Yes, I remember when a local restaurant opened with bookshelves as part of the decor. The owner mentioned there were placs you could buy a mixture of books by the yard for decor, and they were an eclectic mix.

As opposed to Ikea, which seems to have an entire shelf at a time of one particular Swedish book. Maybe there aren’t many books in Swedish? :smiley:

A while back, I was at an estate sale, and almost didn’t buy a bag of sewing patterns (which I carry in my online store) but when I saw a lot of them were uncut, went ahead and did so anyway.

While inspecting the patterns at home before listing them, I found $82 in crisp bills from 1984. Had I found the money while at the store, I would have given it to the people running the sale, but I didn’t, so I made a $78 profit right there! Cashiers always did double takes when looking at that money, because it didn’t look real to them.

Wow!
I love found money.
Another thing I found lots of were playing cards.

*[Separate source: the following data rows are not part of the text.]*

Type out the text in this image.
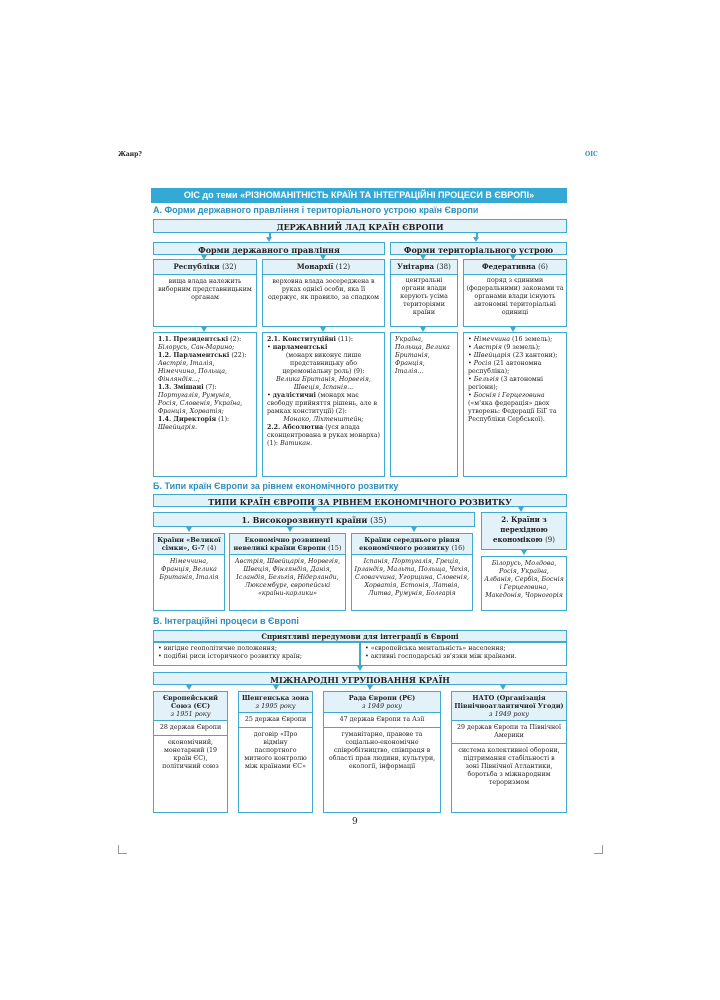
Жанр?	ОІС
ОІС до теми «РІЗНОМАНІТНІСТЬ КРАЇН ТА ІНТЕГРАЦІЙНІ ПРОЦЕСИ В ЄВРОПІ»
А. Форми державного правління і територіального устрою країн Європи
ДЕРЖАВНИЙ ЛАД КРАЇН ЄВРОПИ
Форми державного правління	Форми територіального устрою
Республіки (32)
вища влада належить виборним представницьким органам
Монархії (12)
верховна влада зосереджена в руках однієї особи, яка її одержує, як правило, за спадком
Унітарна (38)
центральні органи влади керують усіма територіями країни
Федеративна (6)
поряд з єдиними (федеральними) законами та органами влади існують автономні територіальні одиниці
1.1. Президентські (2):
Білорусь, Сан-Марино;
1.2. Парламентські (22):
Австрія, Італія, Німеччина, Польща, Фінляндія...;
1.3. Змішані (7):
Португалія, Румунія, Росія, Словенія, Україна, Франція, Хорватія;
1.4. Директорія (1):
Швейцарія.
2.1. Конституційні (11):
• парламентські
(монарх виконує лише представницьку або церемоніальну роль) (9):
Велика Британія, Норвегія, Швеція, Іспанія...
• дуалістичні (монарх має свободу прийняття рішень, але в рамках конституції) (2):
Монако, Ліхтенштейн;
2.2. Абсолютна (уся влада сконцентрована в руках монарха) (1): Ватикан.
Україна, Польща, Велика Британія, Франція, Італія...
• Німеччина (16 земель);
• Австрія (9 земель);
• Швейцарія (23 кантони);
• Росія (21 автономна республіка);
• Бельгія (3 автономні регіони);
• Боснія і Герцеговина («м'яка федерація» двох утворень: Федерації БіГ та Республіки Сербської).
Б. Типи країн Європи за рівнем економічного розвитку
ТИПИ КРАЇН ЄВРОПИ ЗА РІВНЕМ ЕКОНОМІЧНОГО РОЗВИТКУ
1. Високорозвинуті країни (35)	2. Країни з перехідною економікою (9)
Країни «Великої сімки», G-7 (4)
Німеччина, Франція, Велика Британія, Італія
Економічно розвинені невеликі країни Європи (15)
Австрія, Швейцарія, Норвегія, Швеція, Фінляндія, Данія, Ісландія, Бельгія, Нідерланди, Люксембург, європейські «країни-карлики»
Країни середнього рівня економічного розвитку (16)
Іспанія, Португалія, Греція, Ірландія, Мальта, Польща, Чехія, Словаччина, Угорщина, Словенія, Хорватія, Естонія, Латвія, Литва, Румунія, Болгарія
Білорусь, Молдова, Росія, Україна, Албанія, Сербія, Боснія і Герцеговина, Македонія, Чорногорія
В. Інтеграційні процеси в Європі
Сприятливі передумови для інтеграції в Європі
• вигідне геополітичне положення;
• подібні риси історичного розвитку країн;
• «європейська ментальність» населення;
• активні господарські зв'язки між країнами.
МІЖНАРОДНІ УГРУПОВАННЯ КРАЇН
Європейський Союз (ЄС)
з 1951 року
28 держав Європи
економічний, монетарний (19 країн ЄС), політичний союз
Шенгенська зона
з 1995 року
25 держав Європи
договір «Про відміну паспортного митного контролю між країнами ЄС»
Рада Європи (РЄ)
з 1949 року
47 держав Європи та Азії
гуманітарне, правове та соціально-економічне співробітництво, співпраця в області прав людини, культури, екології, інформації
НАТО (Організація Північноатлантичної Угоди)
з 1949 року
29 держав Європи та Північної Америки
система колективної оборони, підтримання стабільності в зоні Північної Атлантики, боротьба з міжнародним тероризмом
9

Seems like they were always aces.

I once found a letter with a woman’s mammogram results in a book. (Normal, thank heavens.) I’ve also found credit card receipts and airplane ticket stubs a few times.

When we were setting up for a library book sale in my old town, we found enough photographs and other memorabilia (including a ticket to an event at the 1996 Atlanta Olympics) that I got a poster board and some of those sticky dots, mounted them on the board, and wrote “DO YOU KNOW THESE PEOPLE? IS THIS YOURS?” on it. We did get a few claimers.

I will never throw away my “IBM System 370” manual. I’m keeping it to show grandchildren. “Granpappy, why was this page intentionally left blank?”